What supporters might say
To be fair, there are possible defenses here:
Campaign leadership can be stressful and psychologically demanding
Executive coaching and performance consulting sometimes overlap with mental health expertise
Public reporting does not yet show what the sessions actually involved
Fine. All true.
But if that is the defense, the campaign still needs to explain the political function clearly. Vague labels and no comment are not exactly confidence-builders.
AOC's past interest in psychedelics adds context
This is also not happening in a vacuum. Ocasio-Cortez has previously supported expanded research into psychedelics for mental health treatment. The New York Post noted she pushed multiple times for federal research on substances such as psilocybin, and later backed legislation connected to psychedelic research for service members.
That background does not prove wrongdoing. It does, however, make the campaign spending story more politically relevant. Critics are not just looking at a random vendor payment. They are looking at payments to a psychiatrist tied to novel therapies that align with Ocasio-Cortez's own public interest in alternative mental health treatments.
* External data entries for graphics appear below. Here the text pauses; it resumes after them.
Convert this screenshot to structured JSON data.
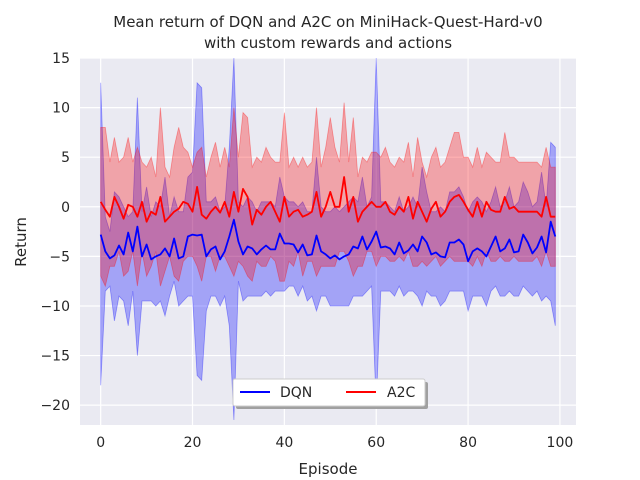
{
  "chart_data": {
    "type": "line",
    "title_line1": "Mean return of DQN and A2C on MiniHack-Quest-Hard-v0",
    "title_line2": "with custom rewards and actions",
    "xlabel": "Episode",
    "ylabel": "Return",
    "xlim": [
      -4.5,
      103.5
    ],
    "ylim": [
      -22,
      15
    ],
    "x_ticks": [
      0,
      20,
      40,
      60,
      80,
      100
    ],
    "x_tick_labels": [
      "0",
      "20",
      "40",
      "60",
      "80",
      "100"
    ],
    "y_ticks": [
      15,
      10,
      5,
      0,
      -5,
      -10,
      -15,
      -20
    ],
    "y_tick_labels": [
      "15",
      "10",
      "5",
      "0",
      "−5",
      "−10",
      "−15",
      "−20"
    ],
    "grid": true,
    "legend_position": "bottom-center",
    "background_color": "#eaeaf2",
    "series": [
      {
        "name": "DQN",
        "color": "#0000ff",
        "x_start": 0,
        "mean": [
          -2.8,
          -4.5,
          -5.2,
          -4.9,
          -3.9,
          -4.8,
          -2.6,
          -4.5,
          -2.0,
          -5.0,
          -3.8,
          -5.3,
          -5.0,
          -4.8,
          -4.2,
          -5.0,
          -3.2,
          -5.2,
          -5.0,
          -3.0,
          -2.8,
          -2.9,
          -2.8,
          -5.0,
          -4.3,
          -4.0,
          -5.3,
          -4.5,
          -3.0,
          -1.3,
          -3.5,
          -4.8,
          -4.0,
          -4.2,
          -4.8,
          -4.3,
          -3.9,
          -4.3,
          -4.3,
          -2.7,
          -3.7,
          -3.7,
          -3.8,
          -4.6,
          -3.8,
          -4.9,
          -4.8,
          -2.9,
          -4.5,
          -4.8,
          -5.2,
          -4.9,
          -5.3,
          -5.0,
          -4.8,
          -4.0,
          -4.2,
          -3.0,
          -4.3,
          -3.5,
          -2.5,
          -4.1,
          -4.0,
          -4.2,
          -4.8,
          -3.6,
          -4.7,
          -4.4,
          -3.8,
          -4.5,
          -3.0,
          -3.6,
          -4.8,
          -4.6,
          -5.0,
          -5.1,
          -3.6,
          -3.6,
          -3.3,
          -3.8,
          -5.5,
          -4.5,
          -4.2,
          -4.5,
          -5.0,
          -4.0,
          -3.0,
          -4.5,
          -4.2,
          -3.3,
          -4.6,
          -4.5,
          -2.8,
          -3.6,
          -4.7,
          -4.1,
          -3.0,
          -4.6,
          -1.5,
          -3.0
        ],
        "upper": [
          12.5,
          -1.0,
          -2.5,
          1.5,
          1.0,
          0.0,
          -1.0,
          -0.5,
          11.0,
          -0.5,
          2.0,
          -1.0,
          0.5,
          0.0,
          3.0,
          -1.0,
          1.0,
          -0.5,
          -0.5,
          3.0,
          3.5,
          12.5,
          12.0,
          0.5,
          0.5,
          1.0,
          -0.5,
          0.0,
          6.0,
          15.0,
          0.5,
          0.0,
          1.0,
          0.5,
          -0.5,
          0.5,
          0.5,
          0.5,
          0.0,
          3.0,
          1.0,
          0.5,
          0.5,
          0.0,
          0.5,
          -0.5,
          -0.5,
          5.0,
          0.0,
          -0.5,
          -0.5,
          0.0,
          -0.5,
          0.0,
          0.5,
          1.0,
          0.5,
          3.0,
          0.0,
          1.0,
          15.0,
          0.5,
          0.5,
          0.0,
          -0.5,
          1.0,
          -0.5,
          0.0,
          1.0,
          0.0,
          4.0,
          1.5,
          -0.5,
          -0.5,
          0.0,
          -0.5,
          1.5,
          1.5,
          2.0,
          1.0,
          -0.5,
          0.5,
          1.0,
          0.5,
          -0.5,
          0.5,
          2.0,
          0.0,
          0.5,
          2.0,
          0.0,
          0.5,
          2.5,
          1.5,
          0.0,
          0.5,
          3.5,
          0.0,
          6.5,
          6.0
        ],
        "lower": [
          -18.0,
          -8.5,
          -8.0,
          -11.5,
          -9.0,
          -9.5,
          -12.0,
          -8.5,
          -15.0,
          -9.5,
          -9.5,
          -9.5,
          -10.0,
          -9.5,
          -11.0,
          -9.0,
          -7.5,
          -10.0,
          -9.5,
          -9.0,
          -9.0,
          -17.0,
          -17.5,
          -10.5,
          -9.0,
          -9.0,
          -10.0,
          -9.0,
          -12.0,
          -21.5,
          -7.5,
          -9.5,
          -9.0,
          -9.0,
          -9.0,
          -9.0,
          -8.5,
          -9.0,
          -8.5,
          -8.5,
          -8.5,
          -8.0,
          -8.0,
          -9.0,
          -8.0,
          -9.5,
          -9.0,
          -10.5,
          -9.0,
          -9.0,
          -10.0,
          -10.0,
          -10.0,
          -10.0,
          -10.0,
          -9.0,
          -9.0,
          -9.0,
          -8.5,
          -8.0,
          -20.0,
          -8.5,
          -8.5,
          -8.5,
          -9.0,
          -8.0,
          -9.0,
          -8.5,
          -8.5,
          -9.0,
          -10.0,
          -8.5,
          -9.0,
          -9.0,
          -10.0,
          -9.5,
          -8.5,
          -8.5,
          -8.5,
          -8.5,
          -10.5,
          -9.0,
          -9.0,
          -9.0,
          -10.0,
          -8.5,
          -8.0,
          -9.0,
          -9.0,
          -8.5,
          -9.0,
          -9.0,
          -8.0,
          -8.5,
          -9.0,
          -8.5,
          -9.5,
          -9.0,
          -9.5,
          -12.0
        ]
      },
      {
        "name": "A2C",
        "color": "#ff0000",
        "x_start": 0,
        "mean": [
          0.5,
          -0.3,
          -1.0,
          1.0,
          0.0,
          -1.2,
          0.2,
          0.0,
          -1.0,
          0.5,
          -1.5,
          -0.5,
          -0.8,
          1.0,
          -1.5,
          -1.0,
          -0.5,
          -0.2,
          0.5,
          0.3,
          -0.5,
          2.0,
          -0.8,
          -1.2,
          -0.5,
          0.0,
          -0.6,
          0.5,
          -1.0,
          1.5,
          -0.5,
          1.8,
          1.0,
          -1.8,
          -0.3,
          -0.8,
          0.0,
          0.5,
          -0.5,
          -1.5,
          1.0,
          -1.0,
          -0.5,
          -0.3,
          -1.0,
          -0.8,
          -0.5,
          1.5,
          -1.0,
          0.0,
          1.5,
          0.0,
          0.0,
          3.0,
          -0.5,
          1.0,
          -1.5,
          -0.5,
          0.0,
          0.5,
          0.0,
          0.0,
          0.5,
          -0.5,
          -0.8,
          0.0,
          -0.5,
          1.0,
          -1.2,
          0.5,
          -0.5,
          -1.5,
          -0.2,
          0.5,
          -1.0,
          -0.5,
          0.5,
          1.0,
          1.2,
          0.5,
          -0.3,
          -1.0,
          0.5,
          -1.0,
          0.5,
          -0.3,
          -0.5,
          -0.5,
          1.0,
          -0.2,
          0.0,
          -0.5,
          -0.5,
          -0.5,
          -0.5,
          -0.5,
          -1.0,
          1.0,
          -1.0,
          -1.0
        ],
        "upper": [
          8.0,
          8.0,
          4.5,
          7.0,
          4.5,
          5.0,
          7.0,
          4.5,
          6.0,
          4.5,
          4.0,
          5.0,
          3.0,
          10.0,
          4.0,
          3.0,
          6.0,
          8.0,
          6.0,
          5.5,
          4.0,
          5.5,
          6.0,
          3.0,
          5.0,
          6.5,
          4.0,
          6.0,
          4.0,
          10.0,
          5.0,
          9.5,
          9.0,
          4.0,
          5.0,
          4.5,
          6.0,
          5.0,
          4.5,
          4.5,
          9.5,
          4.0,
          5.0,
          4.0,
          5.0,
          4.0,
          4.5,
          10.0,
          4.0,
          6.0,
          9.0,
          6.0,
          4.5,
          10.5,
          4.5,
          9.0,
          3.0,
          5.0,
          4.5,
          5.5,
          5.5,
          5.0,
          6.0,
          4.5,
          4.0,
          5.0,
          4.5,
          6.5,
          3.0,
          7.0,
          4.5,
          3.0,
          5.0,
          6.0,
          4.0,
          4.5,
          6.0,
          7.5,
          7.5,
          5.0,
          5.0,
          4.0,
          6.0,
          4.0,
          5.5,
          5.0,
          4.5,
          4.5,
          7.5,
          5.0,
          5.0,
          4.5,
          4.5,
          4.5,
          4.5,
          4.5,
          4.0,
          6.0,
          4.0,
          4.0
        ],
        "lower": [
          -7.0,
          -8.0,
          -6.0,
          -6.0,
          -4.5,
          -7.0,
          -6.5,
          -4.5,
          -8.0,
          -4.5,
          -7.0,
          -6.0,
          -4.5,
          -8.0,
          -6.5,
          -5.0,
          -7.0,
          -7.5,
          -5.5,
          -5.0,
          -5.0,
          -6.0,
          -7.5,
          -5.0,
          -5.0,
          -6.5,
          -5.0,
          -5.0,
          -6.0,
          -7.0,
          -5.5,
          -6.0,
          -7.0,
          -7.5,
          -5.5,
          -6.0,
          -6.0,
          -5.0,
          -5.5,
          -7.5,
          -7.5,
          -5.5,
          -6.0,
          -4.5,
          -7.0,
          -5.5,
          -5.5,
          -7.0,
          -6.0,
          -6.0,
          -6.0,
          -6.0,
          -4.5,
          -4.5,
          -5.5,
          -7.0,
          -6.0,
          -6.0,
          -4.5,
          -4.5,
          -6.0,
          -5.0,
          -5.0,
          -5.5,
          -5.5,
          -5.0,
          -5.5,
          -4.5,
          -6.0,
          -6.0,
          -5.5,
          -6.0,
          -5.5,
          -5.0,
          -6.0,
          -5.5,
          -5.0,
          -5.5,
          -5.5,
          -5.5,
          -5.5,
          -6.0,
          -5.0,
          -6.0,
          -4.5,
          -5.5,
          -5.5,
          -5.0,
          -5.5,
          -5.5,
          -5.0,
          -5.5,
          -5.5,
          -5.5,
          -5.5,
          -5.0,
          -6.0,
          -4.5,
          -6.0,
          -6.0
        ]
      }
    ]
  }
}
Because of course they are.
Why grassroots conservatives should care
You do not have to oppose mental health treatment to see the problem here. This is about stewardship and honesty.
When campaigns ask small donors for money, they are not asking for a blank check. They are asking people who can barely afford groceries, gas, and rent to help finance political work. If those funds are being routed into expenses that look personal, specialized, or conveniently mislabeled, voters deserve answers.
Here are the questions that still need answers:
What services did Boyle actually provide to the campaign?
Who participated in those sessions?
Were the services political, medical, or some mix of both?
Why was a psychiatrist the chosen provider for "leadership training"?
What documentation supports the campaign's classification of the spending?
Those are basic oversight questions. Not partisan hysteria. Basic oversight.
The bottom line
AOC's campaign reportedly spent $18,725 in donor money on a psychiatrist whose public profile centers on ketamine-assisted therapy and related psychiatric treatments. The campaign labeled the expense "leadership training and consulting" and, according to the reporting, offered no public explanation.
Maybe there is one. Maybe there is not.
But when donor cash and therapeutic services start sharing the same disclosure line, people are going to notice. They should. If Democrats want to lecture the country about ethics, transparency, and public trust, they might start by explaining why a psychiatrist tied to ketamine therapy ended up on a campaign payroll under what looks like the vaguest label money can buy.
That is not a right-wing conspiracy. That is what the filing says.